How we are planning to boost the heritage sector's digital potential

Tom Steinberg
A year after the launch of the government's Culture is Digital report, here's an update on our plans to help build digital skills in the heritage sector.

In early 2018, the Department for Digital, Culture, Media & Sport (DCMS) published a report called Culture is Digital. It was a call to arms to all parts of Britain’s cultural sector to seize upon the possibilities of digital.

A year on, I'm writing today because the story of Culture is Digital is to some extent the story of my role at The National Lottery Heritage Fund, and it is certainly a match that has lit a fuse.

Culture is Digital sign

Taking a journey to digital confidence

I joined The National Lottery Heritage Fund a few months after the publication of Culture is Digital. It was my job to make sure that we lived up to the sentiment as well as the detail of the report.

Perhaps the first thing I realised was that we could only help to take the heritage sector on a journey towards digital confidence if we went on such a journey ourselves.

One of my first jobs was to introduce user-centred approaches to design and agile approaches to technology. You can read more about what our new multidisciplinary digital service design team is doing on our blog

Children with ipad

Designing our first digital campaign

We also have a duty to help ensure that the heritage sector itself can use digital tools and approaches to achieve its own goals.

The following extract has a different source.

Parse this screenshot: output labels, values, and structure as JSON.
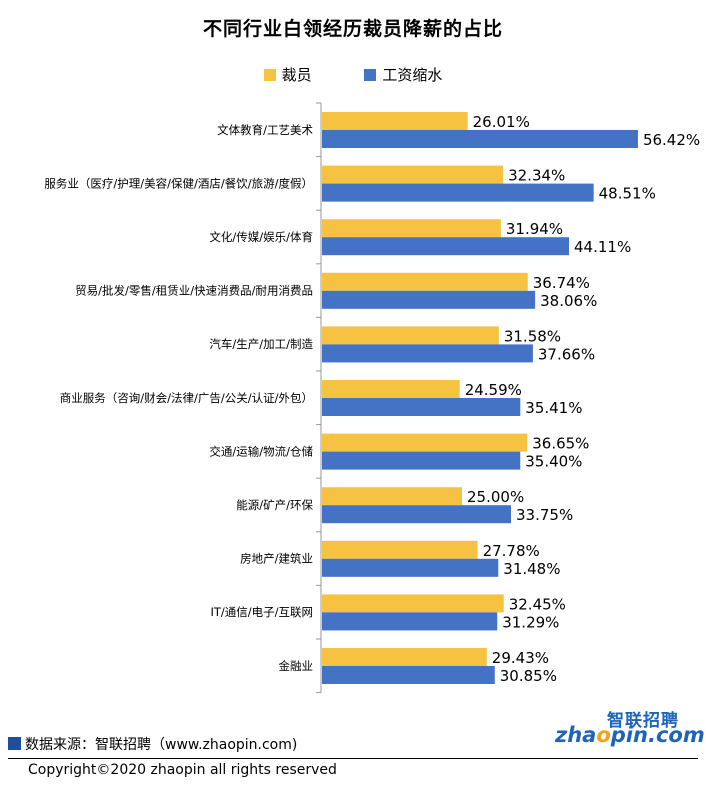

In the first case this means developing an approach to fulfilling our commitment to invest £1million of National Lottery funding to help build digital skills in the heritage sector.

I started this planning exercise by talking and listening as widely as I could, to help me co-design a specific digital campaign that would deploy the £1m as usefully as possible.

It will be more formally launched later in the year, but I want to share one of the most important lessons I took away.

A sector with very different needs

When it comes to digital, right now the entire heritage sector can be very roughly divided into two different kinds of organisation.

The first is already somewhat digitally confident. They might be world leaders like the V&A, or they might be much smaller, but they fundamentally know what they want to achieve and their only real barrier to success tends to be time and money.

We believe that our main open funding programmes are definitely for them.

It is essential that people pitching excellent digitally enabled ideas get listened to and assessed by an organisation that is itself digitally confident. This is why we are appointing a new Head of Digital Policy who will oversee the digital skills development of all our colleagues.

Child with ipad

The second kind of heritage organisation is in a very different situation. It lacks the digital confidence to know what parts of digital really matter to them: should they be focusing on social media? Should they be putting their collections online?

For these organisations, we will be launching a range of interventions that aim to help them up. We’ll be reaching out directly to make a case that there might be benefits to certain digital skills, if they’d like to have a go. And then we’ll be offering help to those who decide to give it a shot.

And lastly, we will also be offering tailored help to any leaders and trustees who lack digital confidence themselves, and don’t necessarily know how to go about building their own capacity.

What's next?

Coming soon will be a tool built in partnership with Arts Council England. It will be a free online service to help cultural organisations work out how digitally mature they currently are, and in which areas they might need to improve.